Continuai a camminare come se fossi stato un possente esercito, perché sentivo di essere accompagnato da tutti coloro che camminavano dentro di me. Ero circondato da una numerosa guardia, ed ero io stesso la guardia intorno alla persona del monarca. C’erano donne nei miei ranghi, sorridenti e cupe, e bambini che correvano e ridevano, e, sfidando Erebus ed Abaia, gettavano conchiglie nel mare.

Nell’arco di mezza giornata raggiunsi la bocca del Gyoll, così ampia che la riva opposta si perdeva in lontananza. In essa giacevano isole triangolari fra le quali vascelli dalle vele gonfie di vento si facevano strada come nubi fra i picchi delle montagne. Salutai gli occupanti di una nave che oltrepassava la punta su cui mi trovavo e chiesi un passaggio per Nessus. Dovevo sembrare una figura selvaggia, con il volto sfregiato, il mantello lacero e le costole che sporgevano.

Il suo capitano mandò ugualmente una barca a prendermi, una gentilezza che non ho mai dimenticato. Lessi paura e rispetto negli occhi dei rematori. Forse era a causa della vista delle mie ferite guarite solo parzialmente, ma quelli erano uomini che avevano visto molte ferite, ed allora rammentai come mi ero sentito quando avevo per la prima volta osservato la faccia dell’Autarca, nella Casa Azzurra, anche se egli non era un uomo alto e neppure un vero uomo.

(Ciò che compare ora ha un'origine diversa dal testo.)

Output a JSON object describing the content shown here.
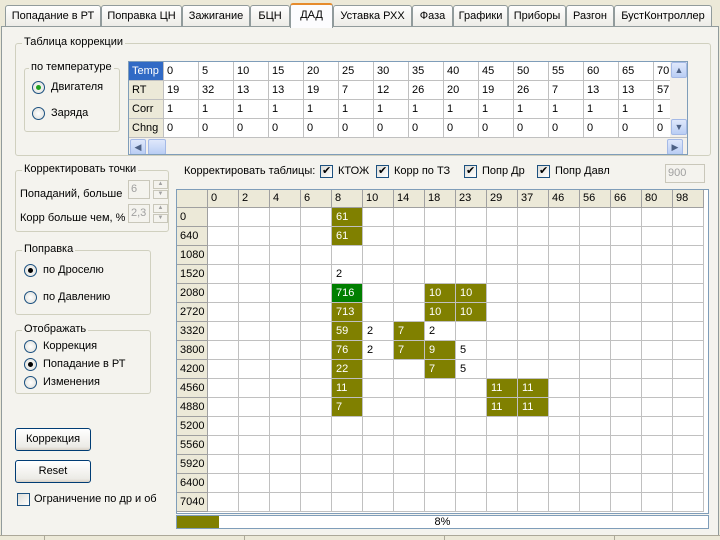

La Samru risalì il Gyoll per venti giorni e venti notti. Usavamo le vele quando era possibile, e remavamo, una dozzina di remi per lato, quando non si poteva. Fu un periodo duro per i marinai, perché la corrente, per quanto lenta tanto da risultare quasi impercettibile, scorreva giorno e notte, ed i meandri del canale erano tanto lunghi ed ampi che spesso un rematore scorgeva ancora a sera il punto da cui aveva cominciato a faticare quando il tamburo aveva scandito il primo turno di guardia.

Per me, il viaggio era gradevole come una spedizione di piacere. Per quanto mi fossi offerto di remare e di lavorare alle vele con tutti gli altri, non me lo vollero permettere. Allora dissi al capitano, un uomo dal volto astuto che aveva l’aria di vivere tanto di commercio quanto di navigazione, che gli avrei pagato il passaggio quando fossimo arrivati a Nessus, ma egli non ne volle sapere ed insistette (tirandosi i baffi, cosa che faceva quando desiderava mostrare di essere sincero al massimo) che la mia presenza era una sufficiente ricompensa per lui e per l’equipaggio. Io non credo che avessero intuito che ero l’Autarca, e, per timore di tipi come Vodalus, fui attento a non lasciarmi sfuggire i! minimo accenno che potesse farlo capire. Ma, dai miei occhi e dai miei modi, essi parvero ricevere l’impressione che fossi un adepto.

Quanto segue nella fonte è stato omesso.